The shortcomings of the study were data limitations which were majorly from secondary sources, especially from non-Indian sources. Although the uncertainty on the data was addressed through sensitivity analysis to some extent, described below are the potential impact of such data. The natural progression and transition probabilities for different stages of CKD were derived from the UK, which may represent disease progression among the Indian population to a lesser extent. Hence, the results of the present study may not be generalizable and transferable, especially in the circumstance where the scenarios are beyond the variation covered in the sensitivity analysis. As the population undergoing renal transplantation is negligible in India, we did not incorporate parameters relevant to renal transplantation in the model (as per expert opinion). The cardiovascular complications associated with CKD were also not incorporated, and such incorporation would make the intervention more cost-effective. Other limitation includes the cost estimates used in the study, which were mainly based on secondary data sources. Side effects of ACEI were not incorporated into the model. The cohort of nonalbuminuric CKD was not assigned with the benefit of early detection due to the complex nature of the etiologies and treatment effectiveness. The coverage of screening was assumed to be 100 percent in the model, and therefore, lower coverage may negatively impact the ICER estimation. Future studies shall address the aforementioned limitations.
Conclusion
Both scenarios of annual population-based screening for microalbuminuria were cost-effective with ICER of ₹ 24,1146/US$ 308 (scenario I) and ₹ 15,384/US$ 196 (scenario II) per QALY gained, which were below the threshold value of per capita GDP of India. Early CKD detection through population-based screening has the potential to reduce ESRD cases as well as ESRD-related expenditures borne by both the health system and patients. In India, conducting microalbuminuria screening at a lesser interval would result in a reduction of the total cost with marginal health gain.
Supplementary material
The supplementary material for this article can be found at https://doi.org/10.1017/S0266462323002623.
Data availability statement
The datasets generated and analyzed during the current study are available from the corresponding author on request.
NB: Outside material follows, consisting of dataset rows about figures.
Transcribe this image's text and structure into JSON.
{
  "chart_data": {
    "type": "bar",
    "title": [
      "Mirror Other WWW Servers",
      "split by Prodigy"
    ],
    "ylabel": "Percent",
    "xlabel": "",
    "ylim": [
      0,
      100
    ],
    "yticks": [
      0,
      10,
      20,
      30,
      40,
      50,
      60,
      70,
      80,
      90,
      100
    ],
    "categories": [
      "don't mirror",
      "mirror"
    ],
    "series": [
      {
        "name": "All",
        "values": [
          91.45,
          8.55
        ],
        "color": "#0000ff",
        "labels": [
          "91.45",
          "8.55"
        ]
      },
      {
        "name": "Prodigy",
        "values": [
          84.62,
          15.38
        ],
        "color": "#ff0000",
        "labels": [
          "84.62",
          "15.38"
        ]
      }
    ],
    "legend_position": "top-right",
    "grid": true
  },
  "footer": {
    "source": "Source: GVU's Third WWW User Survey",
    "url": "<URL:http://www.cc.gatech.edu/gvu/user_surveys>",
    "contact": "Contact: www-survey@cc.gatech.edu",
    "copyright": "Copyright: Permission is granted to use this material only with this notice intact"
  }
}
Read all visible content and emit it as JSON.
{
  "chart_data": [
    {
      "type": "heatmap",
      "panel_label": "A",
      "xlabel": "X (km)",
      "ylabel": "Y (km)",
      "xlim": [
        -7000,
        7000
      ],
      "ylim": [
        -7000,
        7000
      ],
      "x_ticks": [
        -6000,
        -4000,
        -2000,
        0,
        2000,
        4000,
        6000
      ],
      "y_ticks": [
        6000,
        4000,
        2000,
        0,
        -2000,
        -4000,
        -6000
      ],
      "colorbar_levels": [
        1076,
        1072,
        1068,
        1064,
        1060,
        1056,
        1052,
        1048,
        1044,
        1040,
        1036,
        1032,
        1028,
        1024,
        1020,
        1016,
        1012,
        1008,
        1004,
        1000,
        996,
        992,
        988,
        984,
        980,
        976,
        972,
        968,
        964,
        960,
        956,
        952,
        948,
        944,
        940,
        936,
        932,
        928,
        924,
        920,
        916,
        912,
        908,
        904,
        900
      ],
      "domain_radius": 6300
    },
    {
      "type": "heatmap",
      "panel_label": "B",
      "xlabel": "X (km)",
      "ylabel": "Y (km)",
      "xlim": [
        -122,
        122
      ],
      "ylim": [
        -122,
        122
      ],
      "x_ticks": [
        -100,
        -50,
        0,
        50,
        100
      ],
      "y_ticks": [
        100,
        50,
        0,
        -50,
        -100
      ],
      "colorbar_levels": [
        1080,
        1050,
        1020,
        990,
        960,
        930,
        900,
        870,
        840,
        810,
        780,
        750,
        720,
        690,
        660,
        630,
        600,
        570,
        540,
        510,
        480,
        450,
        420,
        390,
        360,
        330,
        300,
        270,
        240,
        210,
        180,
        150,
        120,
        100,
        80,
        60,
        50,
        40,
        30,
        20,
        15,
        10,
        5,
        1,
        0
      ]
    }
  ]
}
The code that supports the findings of this study is available from the corresponding author on request.
Acknowledgments
We acknowledge the contribution of Dr. Gaurav Gyani, PGIMER, Chandigarh, for his critical comments in improving the model and the manuscript.
Author contribution
Data analysis and interpretation: S.M.K., S.E., S.S.K., S.R.R., A.S.; Manuscript drafting: S.M.K., S.E., S.R.R., P.S., J.A.; Research idea, study design, analysis, and interpretation: S.S.K., S.M.K., S.E., S.R.R., P.S.; Supervision and mentorship: S.S.K., S.P., B.S., K.R. All authors have read and approved the manuscript.
Funding statement
The study was funded by the Department of Health Research (DHR), Government of India, New Delhi, India.
Competing interest
The authors declared no potential conflicts of interest concerning the research, authorship, and/or publication of this article.